Abstract

Varicose vein surgery has traditionally been an excellent training operation allowing the surgical trainee the opportunity to perfect operative skills; in particular dissection and exposure of a vessel, together with accurate knot-tying, learned through repetition of tying first and second-order tributaries. 1,2
Unfortunately for the junior surgical trainee (but probably of great benefit to the patient), open varicose vein surgery is becoming increasingly less commonplace, being replaced with more minimally invasive procedures. A recent survey of vascular trainees has highlighted their lack of exposure to open venous procedures. 3 This is an area where the use of training models may be of benefit. 4
As the majority of minimally invasive procedures are performed under local anaesthetic, training a novice can be fraught for not only the patient but also the trainee, and many trainers report poor attendance by trainees at their lists perhaps for this reason. We would argue that these operations offer new training opportunities for the 21st-century vascular surgeon. Endoluminal surgery requires an understanding of vascular ultrasound as well as a modicum of wire skill, the latter of which is invaluable for the vascular surgeon who will be practicing endovascular arterial surgery, whether this be lower limb arterial or aortic and carotid intervention. 5
Many of the skills described below can be taught more easily with the patient under
general anaesthesia but this negates some of the medical and cost-related benefits of
performing the procedure under local anaesthesia especially in those patients who are of
higher than average surgical risk.
6,7
This is again an area where training models may be of use and these could cover
the three main aspects of endoluminal venous surgery:
Cannulation: Numerous ‘phantoms’ exist for
learning cannulation skills and probably the most difficult concept to grasp is
the relationship between the two-dimensional image seen on the screen and the
three-dimensional procedure being performed. However, even a novice can be
trained to cannulate the phantoms available and it would not be difficult to
alter the complexity of the model by including a smaller vessel at greater
depth;
Tumescent local anaesthesia: This is probably the
most crucial part of the procedure to master when performing on an awake
patient. Accurate infiltration in the perivenous sheath can limit the amount of
skin punctures required to provide adequate tumescence. While there are some
models available, none simulate this satisfactorily;
Catheter tip positioning: Although models exist
to simulate this step of the operation, they do not take into account natural
human variation in anatomy and morphology of the patient.

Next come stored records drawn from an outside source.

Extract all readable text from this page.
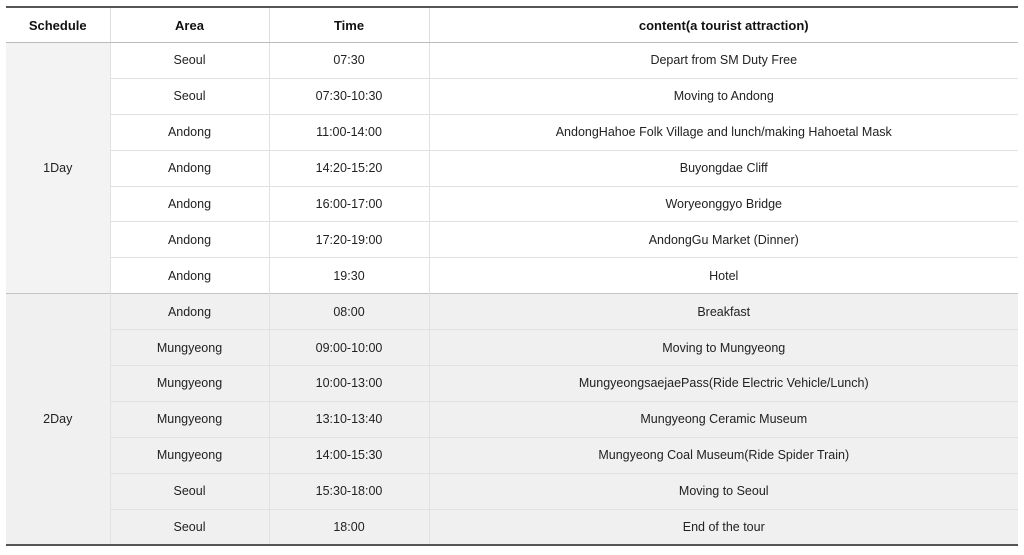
Schedule	Area	Time	content(a tourist attraction)
1Day	Seoul	07:30	Depart from SM Duty Free
	Seoul	07:30-10:30	Moving to Andong
	Andong	11:00-14:00	AndongHahoe Folk Village and lunch/making Hahoetal Mask
	Andong	14:20-15:20	Buyongdae Cliff
	Andong	16:00-17:00	Woryeonggyo Bridge
	Andong	17:20-19:00	AndongGu Market (Dinner)
	Andong	19:30	Hotel
2Day	Andong	08:00	Breakfast
	Mungyeong	09:00-10:00	Moving to Mungyeong
	Mungyeong	10:00-13:00	MungyeongsaejaePass(Ride Electric Vehicle/Lunch)
	Mungyeong	13:10-13:40	Mungyeong Ceramic Museum
	Mungyeong	14:00-15:30	Mungyeong Coal Museum(Ride Spider Train)
	Seoul	15:30-18:00	Moving to Seoul
	Seoul	18:00	End of the tour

The vascular surgical trainee is evolving, learning new skills. Venous
intervention provides a useful training opportunity and provides essential groundwork
needed for the vascular surgeons of the future. However, as well as the skills required
for superficial venous intervention techniques, the vascular surgeon (specialist) of
tomorrow needs to embrace the increasing knowledge base in phlebology to be able to
offer patients the optimal managements.